SARS can hold a director personally liable but we don't see it often
In terms of the Tax Act, SARS can (note the word “can” hold directors personally liable for the debt of the company. It is not “shall, will” or ” must”). This distinction is important because if SARS wants to hold a director personally liable, they certainly do not do it in every single case. In our experience with the hundreds and hundreds of liquidations we have done, only 2 of our directors received notice that SARS wants to hold them personally liable. It is possible to manage SARS if this happens so it is not the end of the road and does not mean that SARS will definitely hold the director personally liable.
How do directors protect themselves
A director should know for which creditors they signed personal surety before they start with liquidation. It is very important that you know where you stand with sureties because it may also influence your decision about whether you should consider sequestration or not (individuals sequestrate and businesses liquidate). If you know you have signed surety for most of or majority of the company’s debt, it is better to consider sequestration while you are considering liquidation, so that you can restructure your position. Also, if the sureties are manageable, then it is best to make a payment arrangement for the sureties just before or soon after the liquidation of the company. That way you manage your financial affairs and remove stresses and stay in control.

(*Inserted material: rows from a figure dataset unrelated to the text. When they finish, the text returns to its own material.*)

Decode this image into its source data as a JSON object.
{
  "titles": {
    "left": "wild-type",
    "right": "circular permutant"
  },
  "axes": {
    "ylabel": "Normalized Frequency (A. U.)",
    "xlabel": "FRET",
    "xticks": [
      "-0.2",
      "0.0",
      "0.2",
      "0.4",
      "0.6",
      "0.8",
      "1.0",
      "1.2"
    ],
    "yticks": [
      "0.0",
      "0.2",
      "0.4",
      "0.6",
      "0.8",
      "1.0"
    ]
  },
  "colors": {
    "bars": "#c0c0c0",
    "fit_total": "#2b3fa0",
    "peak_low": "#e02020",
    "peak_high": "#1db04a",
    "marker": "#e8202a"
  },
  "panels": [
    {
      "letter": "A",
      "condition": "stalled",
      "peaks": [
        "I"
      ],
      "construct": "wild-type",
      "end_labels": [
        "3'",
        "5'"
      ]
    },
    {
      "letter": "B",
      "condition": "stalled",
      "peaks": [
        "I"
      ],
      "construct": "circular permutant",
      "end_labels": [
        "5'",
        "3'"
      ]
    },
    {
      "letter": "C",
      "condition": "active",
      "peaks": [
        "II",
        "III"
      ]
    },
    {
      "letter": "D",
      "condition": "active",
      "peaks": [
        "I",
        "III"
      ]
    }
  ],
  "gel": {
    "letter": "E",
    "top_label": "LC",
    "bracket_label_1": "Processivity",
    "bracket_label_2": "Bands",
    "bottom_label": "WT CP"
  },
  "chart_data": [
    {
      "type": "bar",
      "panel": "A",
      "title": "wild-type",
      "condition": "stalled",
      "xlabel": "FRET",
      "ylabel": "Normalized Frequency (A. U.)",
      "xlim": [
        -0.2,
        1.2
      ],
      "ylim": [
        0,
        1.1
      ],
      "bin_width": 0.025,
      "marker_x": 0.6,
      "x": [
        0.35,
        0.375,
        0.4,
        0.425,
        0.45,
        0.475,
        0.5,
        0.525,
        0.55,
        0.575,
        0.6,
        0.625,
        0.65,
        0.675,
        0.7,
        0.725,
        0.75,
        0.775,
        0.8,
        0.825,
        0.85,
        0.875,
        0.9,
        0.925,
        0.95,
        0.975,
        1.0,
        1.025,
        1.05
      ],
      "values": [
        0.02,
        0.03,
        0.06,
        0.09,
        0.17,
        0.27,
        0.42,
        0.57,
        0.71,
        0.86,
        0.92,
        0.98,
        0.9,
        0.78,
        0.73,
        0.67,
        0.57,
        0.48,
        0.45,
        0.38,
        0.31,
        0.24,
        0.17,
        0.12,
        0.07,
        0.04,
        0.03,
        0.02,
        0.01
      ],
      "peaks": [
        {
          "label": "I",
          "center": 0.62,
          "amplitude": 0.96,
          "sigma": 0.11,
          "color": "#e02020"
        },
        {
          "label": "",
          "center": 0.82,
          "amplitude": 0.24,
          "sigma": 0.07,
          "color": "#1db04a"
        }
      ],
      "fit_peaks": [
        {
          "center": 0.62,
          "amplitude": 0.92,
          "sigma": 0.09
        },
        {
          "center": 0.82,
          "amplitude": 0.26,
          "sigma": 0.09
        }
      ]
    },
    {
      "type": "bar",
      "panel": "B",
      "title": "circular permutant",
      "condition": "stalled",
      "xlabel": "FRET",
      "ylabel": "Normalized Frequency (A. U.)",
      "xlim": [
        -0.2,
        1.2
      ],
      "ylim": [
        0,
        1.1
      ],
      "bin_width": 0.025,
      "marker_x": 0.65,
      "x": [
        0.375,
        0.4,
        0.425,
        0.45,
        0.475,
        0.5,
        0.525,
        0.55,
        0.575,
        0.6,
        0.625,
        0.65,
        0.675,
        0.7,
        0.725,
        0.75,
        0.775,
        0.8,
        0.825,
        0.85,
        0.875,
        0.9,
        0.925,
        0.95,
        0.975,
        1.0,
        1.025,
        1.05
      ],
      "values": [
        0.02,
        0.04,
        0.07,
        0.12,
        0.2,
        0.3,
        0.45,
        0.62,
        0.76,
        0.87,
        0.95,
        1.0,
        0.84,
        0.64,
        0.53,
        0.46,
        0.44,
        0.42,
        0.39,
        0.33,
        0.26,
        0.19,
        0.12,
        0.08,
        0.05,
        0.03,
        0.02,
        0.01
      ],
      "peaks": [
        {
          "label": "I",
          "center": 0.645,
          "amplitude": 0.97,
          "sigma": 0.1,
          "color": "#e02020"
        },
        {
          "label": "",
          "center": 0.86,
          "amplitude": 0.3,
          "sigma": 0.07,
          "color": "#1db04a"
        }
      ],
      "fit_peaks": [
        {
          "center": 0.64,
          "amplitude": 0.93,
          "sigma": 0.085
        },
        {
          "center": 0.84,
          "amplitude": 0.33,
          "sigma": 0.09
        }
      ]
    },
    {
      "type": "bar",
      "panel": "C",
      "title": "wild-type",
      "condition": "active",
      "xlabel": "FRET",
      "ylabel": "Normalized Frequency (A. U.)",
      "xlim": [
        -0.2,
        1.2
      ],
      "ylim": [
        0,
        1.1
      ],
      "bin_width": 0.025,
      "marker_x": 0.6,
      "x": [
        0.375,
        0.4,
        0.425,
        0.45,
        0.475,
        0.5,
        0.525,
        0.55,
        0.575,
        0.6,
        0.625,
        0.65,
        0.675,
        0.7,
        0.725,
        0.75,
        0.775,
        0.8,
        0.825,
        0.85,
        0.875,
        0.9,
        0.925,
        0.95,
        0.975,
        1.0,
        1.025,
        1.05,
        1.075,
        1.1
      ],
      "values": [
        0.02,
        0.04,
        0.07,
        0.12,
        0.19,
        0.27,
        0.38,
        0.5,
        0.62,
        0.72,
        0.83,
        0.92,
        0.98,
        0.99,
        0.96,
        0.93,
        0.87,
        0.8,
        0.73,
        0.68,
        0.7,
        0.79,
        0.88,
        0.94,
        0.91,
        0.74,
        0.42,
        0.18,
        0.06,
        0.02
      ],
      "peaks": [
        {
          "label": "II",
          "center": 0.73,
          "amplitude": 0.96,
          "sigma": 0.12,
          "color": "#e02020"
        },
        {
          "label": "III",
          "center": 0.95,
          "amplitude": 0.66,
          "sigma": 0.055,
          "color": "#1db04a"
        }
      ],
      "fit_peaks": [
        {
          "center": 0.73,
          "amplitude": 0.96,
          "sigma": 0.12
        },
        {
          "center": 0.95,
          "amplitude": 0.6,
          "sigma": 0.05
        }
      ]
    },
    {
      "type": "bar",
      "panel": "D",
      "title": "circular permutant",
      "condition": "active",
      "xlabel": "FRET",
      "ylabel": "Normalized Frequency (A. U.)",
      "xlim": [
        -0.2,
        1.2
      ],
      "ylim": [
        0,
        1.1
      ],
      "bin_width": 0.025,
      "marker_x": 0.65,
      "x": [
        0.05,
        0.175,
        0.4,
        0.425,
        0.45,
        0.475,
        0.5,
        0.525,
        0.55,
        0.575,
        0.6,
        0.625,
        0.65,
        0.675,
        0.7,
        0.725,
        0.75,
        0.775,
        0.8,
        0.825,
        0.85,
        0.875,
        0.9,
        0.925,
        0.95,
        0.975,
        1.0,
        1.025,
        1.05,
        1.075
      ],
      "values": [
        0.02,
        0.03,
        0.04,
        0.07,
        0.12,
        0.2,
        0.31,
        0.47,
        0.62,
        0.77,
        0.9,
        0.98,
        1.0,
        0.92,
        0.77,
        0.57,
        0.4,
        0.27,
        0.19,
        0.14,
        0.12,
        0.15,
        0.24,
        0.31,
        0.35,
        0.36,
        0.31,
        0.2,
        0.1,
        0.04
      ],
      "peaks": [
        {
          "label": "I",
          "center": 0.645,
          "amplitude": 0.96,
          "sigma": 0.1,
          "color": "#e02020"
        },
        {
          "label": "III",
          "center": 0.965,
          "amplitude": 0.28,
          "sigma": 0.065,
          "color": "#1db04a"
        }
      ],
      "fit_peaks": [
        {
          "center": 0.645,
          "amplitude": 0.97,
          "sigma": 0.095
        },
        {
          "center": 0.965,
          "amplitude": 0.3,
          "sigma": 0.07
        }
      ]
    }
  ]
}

What about the personal assets of directors
A company or a close corporation is a seperate legal entity from the directors or members, therefore the personal assets of them are not involved in a liquidation. In a liquidation we only work with the company’s assets and not assets that belong to the directors or members or third parties.
Conclusion
Directors are not automatically held liable for a company’s debts after business liquidation. Personal liability typically arises only if personal sureties have been signed. Directors can protect themselves by initiating the business liquidation process promptly and seeking legal advice if needed. Acting early ensures a smoother liquidation and minimizes the risk of financial repercussions for directors.